Price impact affects the execution price of a swap similarly but is a result of a different dynamic. When using an automated market maker, the relative value of one asset in terms of the other continuously shifts during the execution of a swap, leaving the final execution price somewhere between where the relative price started - and ended.
This dynamic affects every swap using the BIM protocol, as it is an inextricable part of AMM design de Uniswap.
As the amount of liquidity available at different price points can vary, the price impact for a given swap size will change relative to the amount of liquidity available at any given point in price space. The greater the liquidity available at a given price, the lower the price impact for a given swap size. The less the liquidity available, the higher the price impact.
Approximate price impact is anticipated in real-time via the BIM interface, and warnings appear if unusually high price impact will occur during a swap. Anyone executing a swap will have the ability to assess the circumstances of price impact when needed.
Slippage
The other relevant detail to consider when approaching swaps with the BIM protocol is slippage. Slippage is the term we use to describe alterations to a given price that could occur while a submitted transaction is pending.
When transactions are submitted to Ethereum, their order of execution is established by the amount of "gas" offered as a fee for executing each transaction. The higher the fee offered, the faster the transaction is executed. The transactions with a lower gas fee will remain pending for an indeterminate amount of time. During this time, the price environment in which the transaction will eventually be executed will change, as other swaps will be taking place.
Safety Checks
Price impact and slippage can both change while a transaction is pending, which is why we have built numerous safety checks into the Uniswap protocol to protect end-users from drastic changes in the execution environment of their swap. Some of the most commonly encountered safety checks:
Expired : A transaction error that occurs if a swap is pending longer than a predetermined deadline. The deadline is a point in time after which the swap will be canceled to protect against unusually long pending periods and the changes in price that typically accompany the passage of time.
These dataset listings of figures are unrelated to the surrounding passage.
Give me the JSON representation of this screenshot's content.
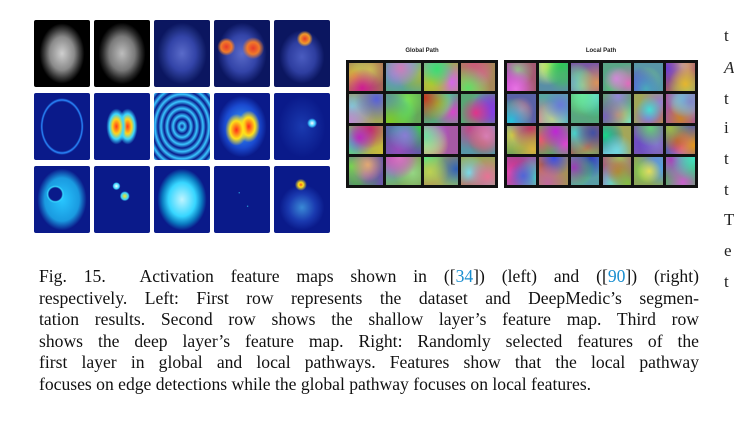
{
  "figure_right": {
    "global_title": "Global Path",
    "local_title": "Local Path"
  },
  "caption": {
    "label": "Fig. 15.",
    "line1_a": "Activation feature maps shown in ([",
    "ref1": "34",
    "line1_b": "]) (left) and ([",
    "ref2": "90",
    "line1_c": "]) (right)",
    "line2": "respectively. Left: First row represents the dataset and DeepMedic’s segmen-",
    "line3": "tation results. Second row shows the shallow layer’s feature map. Third row",
    "line4": "shows the deep layer’s feature map. Right: Randomly selected features of the",
    "line5": "first layer in global and local pathways. Features show that the local pathway",
    "line6": "focuses on edge detections while the global pathway focuses on local features."
  },
  "right_edge_text": [
    "t",
    "A",
    "t",
    "i",
    "t",
    "t",
    "T",
    "e",
    "t"
  ]
}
INSUFFICIENT_OUTPUT_AMOUNT : When a user submits a swap, the Uniswap interface will send an estimate of how much of the purchased token the user should expect to receive. If the anticipated output amount of a swap does not match the estimate within a certain margin of error (the slippage tolerance), the swap will be canceled. This attempts to protect the user from any drastic and unfavorable price changes while their transaction is pending.